If blogging worked (other than as another chattering device) we would have seen changes to all kinds of corrupt and skilled incompetence.  Any of thousands of bank workers could have told us they were being forced to sell dud insurance never expected to pay out and interest rate swaps that were a shifting of risk from banks to customers and so on.  We might have a higher education system that doesn’t force massive debts on graduates in circumstances of more or less no job market through which they can repay.  Nurses would have been able to stop massive scale ignominy in the NHS.  We might have been able to stop a great deal of the child abuse in the news now.

I’m ‘attending’ (it’s on line) an economics conference discussing such matters as an ethical code of conduct for economists and haven’t noticed anyone clued up on the fact that all the bodies regularly in the news for corruption already have these and investigatory bodies complicit with the problems (IPCC, FSA etc.) – blogging has almost no chance because anything real gets buried in misinformation.  The situation reminds me of tht generally pertaining on making a complaint about criminal neighbours, sexual abuse and dismal employers – one complains in a pool of malevolent complaints and risks not being protected (and worse), having a grudge or axe to grind and being palmed-off as a false complainant.  The shame of Gadget’s blog is he reinforced these problems – though even in this one has to say the problem of malevolent ‘suit’ needs more understanding and exposure (Ambush Predator regularly reveals the issue).

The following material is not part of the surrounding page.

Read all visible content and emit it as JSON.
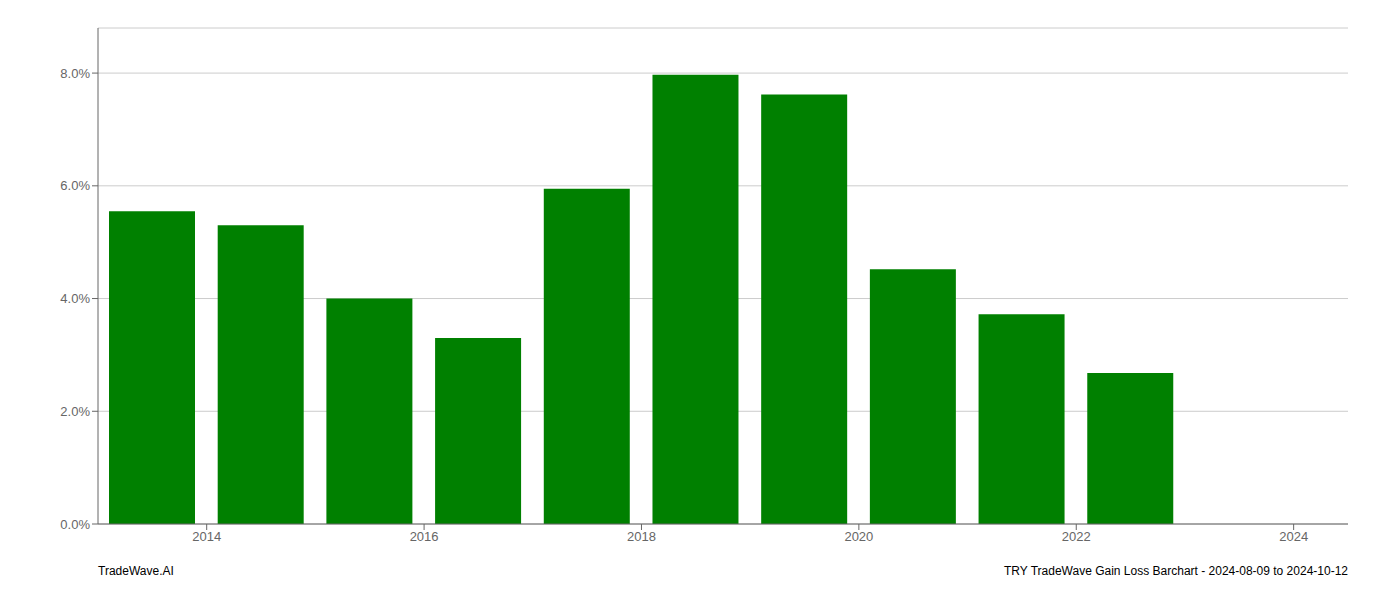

The big problem facing us concerns setting our society straight and making it much more difficult for repeat offending – this means keeping proper records – something we fail to do across the board, partly for correct reasons concerning the misuse of such records.  This is true from the generational crime families all cops know about through to complex and unreadable financial recording through which a few loot the many.  the vast majority of my police work ended in NFA (no further action – some lodged in collator reports) and this included dealings with Jimmy Saville and some related creeps (two recently nicked).  These days I write up what took 2 minutes in assessment in reports that take a couple of hours and I truly hate databases that consume vast input time and produce little on interrogation. Investment bank and hedge fund accounting are classics – all I want to follow is the money and this is precisely what they are designed to prevent.  Our current chief constable (who comes over as a nice chap) is still complaining about lacks in a national database many years after we could have had one working (recent television).  Gadget always complained to the paper-work snow and he was right.  The question is why we end up with so much unnecessary dross, useless ‘training’ and at the same time need more focus on what matters and recording that so a case can be progressed.  In one personal example, I ripped up a thick file on 26 Duke Street after discovering it had been bombed in WW2.  In another, the flat door I unhinged with my size nines having been told it had been under 24/7 observation for 6 months, did not have the heavily observed career criminal behind it.  He hadn’t lived there for more than a year.  The career abusers had no career because we didn’t record it – but we were not advised evidence we did collect that would not be enough to convict could be used in future trials (as in current CPS analysis).  Some of us took matters into our own hands – others more literally so than I – and I can’t in all honesty condemn.

One possible alternative to ‘Gadget’ would be open, on line discussion of our problems and the ability to blog on them free of employer sanction by law.  In the meantime, I think of a fish (a perch) that can render itself invisible (and unsmellable) to prey.  I like the idea of Gadget hiding in plain sight.  I rather suspect those lurking in the shadows will be from force PSD.  In a real democracy it would be a criminal offence to shut Gadget down.  It’s later than you think.